Ministra da Justiça diz que foram deputados, e não ela, a criar mais impedimentos aos juízes
Magistrados têm vindo a avisar para as graves consequências que pode vir a ter o alargamento do leque de situações em que um juiz fica proibido de tomar decisões em determinado processo. Francisca van Dunem recorda que ideia partiu do PSD, tendo depois sido aprovada por unanimidade pelo Parlamento.
O Ministério da Justiça demarca-se da alteração à lei que aumenta o leque de situações em que os juízes estão impedidos de t0mar decisões em determinados processos, e que entrou esta segunda-feira em vigor, sob críticas da magistratura. O gabinete de Francisca van Dunem lembra que a medida não integrava a proposta de lei do Governo.
A partir de agora, um juiz que tenha tomado qualquer decisão na fase de inquérito de um processo, por insignificante que tenha sido, ou que tenha dirigido a sua fase de instrução deixa de poder intervir na fase de julgamento ou de recurso desse mesmo caso, estipula a nova redacção do artigo 40.º do Código de Processo Penal, incluída no pacote de medidas anticorrupção aprovado na Assembleia da República no final da legislatura,
“As normas em causa (...) não constavam da proposta de lei que o Governo apresentou à Assembleia da República para implementação de medidas previstas na Estratégia Nacional Anticorrupção”, explica o gabinete de Francisca van Dunem, sublinhando que a origem de tais normas se encontra no projecto apresentado pelo PSD. O mesmo gabinete indica que “nunca concordou com a solução proposta pelo PSD” e que a aprovação da lei 94/21, onde figurava esta medida, foi decidida pelos deputados da Assembleia da República e não pelo Governo.

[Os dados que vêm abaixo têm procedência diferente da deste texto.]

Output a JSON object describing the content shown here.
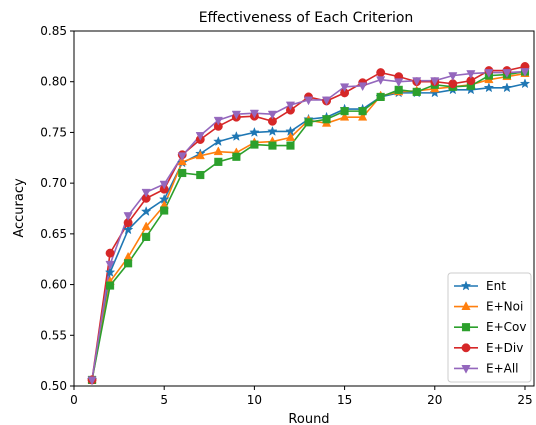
{
  "chart_data": {
    "type": "line",
    "title": "Effectiveness of Each Criterion",
    "xlabel": "Round",
    "ylabel": "Accuracy",
    "xlim": [
      0,
      25.5
    ],
    "ylim": [
      0.5,
      0.85
    ],
    "xticks": [
      0,
      5,
      10,
      15,
      20,
      25
    ],
    "yticks": [
      0.5,
      0.55,
      0.6,
      0.65,
      0.7,
      0.75,
      0.8,
      0.85
    ],
    "grid": false,
    "legend_position": "lower-right",
    "x": [
      1,
      2,
      3,
      4,
      5,
      6,
      7,
      8,
      9,
      10,
      11,
      12,
      13,
      14,
      15,
      16,
      17,
      18,
      19,
      20,
      21,
      22,
      23,
      24,
      25
    ],
    "series": [
      {
        "name": "Ent",
        "color": "#1f77b4",
        "marker": "star",
        "values": [
          0.506,
          0.612,
          0.654,
          0.672,
          0.684,
          0.72,
          0.729,
          0.741,
          0.746,
          0.75,
          0.751,
          0.751,
          0.763,
          0.765,
          0.773,
          0.773,
          0.785,
          0.789,
          0.789,
          0.789,
          0.792,
          0.792,
          0.794,
          0.794,
          0.798
        ]
      },
      {
        "name": "E+Noi",
        "color": "#ff7f0e",
        "marker": "triangle-up",
        "values": [
          0.506,
          0.603,
          0.627,
          0.657,
          0.678,
          0.721,
          0.727,
          0.731,
          0.73,
          0.74,
          0.741,
          0.745,
          0.762,
          0.759,
          0.765,
          0.765,
          0.786,
          0.79,
          0.791,
          0.793,
          0.795,
          0.797,
          0.802,
          0.805,
          0.808
        ]
      },
      {
        "name": "E+Cov",
        "color": "#2ca02c",
        "marker": "square",
        "values": [
          0.506,
          0.599,
          0.621,
          0.647,
          0.673,
          0.71,
          0.708,
          0.721,
          0.726,
          0.738,
          0.737,
          0.737,
          0.76,
          0.763,
          0.771,
          0.771,
          0.785,
          0.792,
          0.79,
          0.797,
          0.795,
          0.796,
          0.806,
          0.807,
          0.81
        ]
      },
      {
        "name": "E+Div",
        "color": "#d62728",
        "marker": "circle",
        "values": [
          0.506,
          0.631,
          0.661,
          0.685,
          0.694,
          0.728,
          0.743,
          0.756,
          0.765,
          0.766,
          0.761,
          0.772,
          0.785,
          0.781,
          0.789,
          0.799,
          0.809,
          0.805,
          0.8,
          0.8,
          0.798,
          0.801,
          0.811,
          0.811,
          0.815
        ]
      },
      {
        "name": "E+All",
        "color": "#9467bd",
        "marker": "triangle-down",
        "values": [
          0.506,
          0.62,
          0.668,
          0.691,
          0.699,
          0.727,
          0.747,
          0.762,
          0.768,
          0.769,
          0.768,
          0.777,
          0.782,
          0.782,
          0.795,
          0.796,
          0.802,
          0.8,
          0.801,
          0.801,
          0.806,
          0.808,
          0.809,
          0.809,
          0.81
        ]
      }
    ]
  }
}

“A ligação feita entre a ministra da Justiça e a nova lei de impedimentos dos juízes sugere falsamente que a ministra foi a responsável pela criação das normas legais fortemente criticadas pelo Conselho Superior da Magistratura, que manifestou a sua concordância com as mesmas ou que tem poder para promover a sua alteração”, refere ainda o gabinete.
A alteração em causa foi duramente criticada pelo presidente do Supremo Tribunal de Justiça, Henrique Araújo, que antevê “gravíssimos constrangimentos” para os tribunais, bem como pelo presidente da Associação Sindical de Juízes Portugueses, Manuel Ramos Soares, que prevê que a entrada em vigor desta lei “vai desorganizar por completo o sistema de justiça, com multiplicação exponencial de substituição de juízes e adiamentos de diligências”.
O Conselho Superior da Magistratura (CSM) aprovou no plenário de 8 de Março um conjunto de orientações, como, por exemplo, o recurso a juízes de outras localidades ou de uma bolsa de substitutos nos tribunais com apenas um juiz, além de concentrar a distribuição dos actos jurisdicionais de um processo sempre no mesmo magistrado nas comarcas que tenham juízo de instrução com dois ou mais lugares de juiz.
Perante os apelos do CSM a uma reversão do diploma, o gabinete da ministra refere que tal não ocorreu devido à dissolução do Parlamento, assinada pelo Presidente da República a 5 de Dezembro passado: “O Governo não apresentou à Assembleia da República propostas de alteração legislativa uma vez que este órgão foi dissolvido”. Já o Executivo “não pode aprovar um decreto-lei sobre esta matéria (dado que a mesma se encontra abrangida pela reserva relativa de competência legislativa da Assembleia da República), nem pode ser autorizado a legislar por uma Assembleia dissolvida”.
Destinada a combater a corrupção, a lei 94/21 contempla alterações ao Código Penal, ao Código de Processo Penal e a leis conexas, tendo sido aprovada por unanimidade no Parlamento a 19 de Novembro de 2021, depois de um trabalho conjunto de PS e PSD para harmonizar propostas na Comissão de Assuntos Constitucionais, Direitos, Liberdades e Garantias. A publicação em Diário da República deu-se a 21 de Dezembro.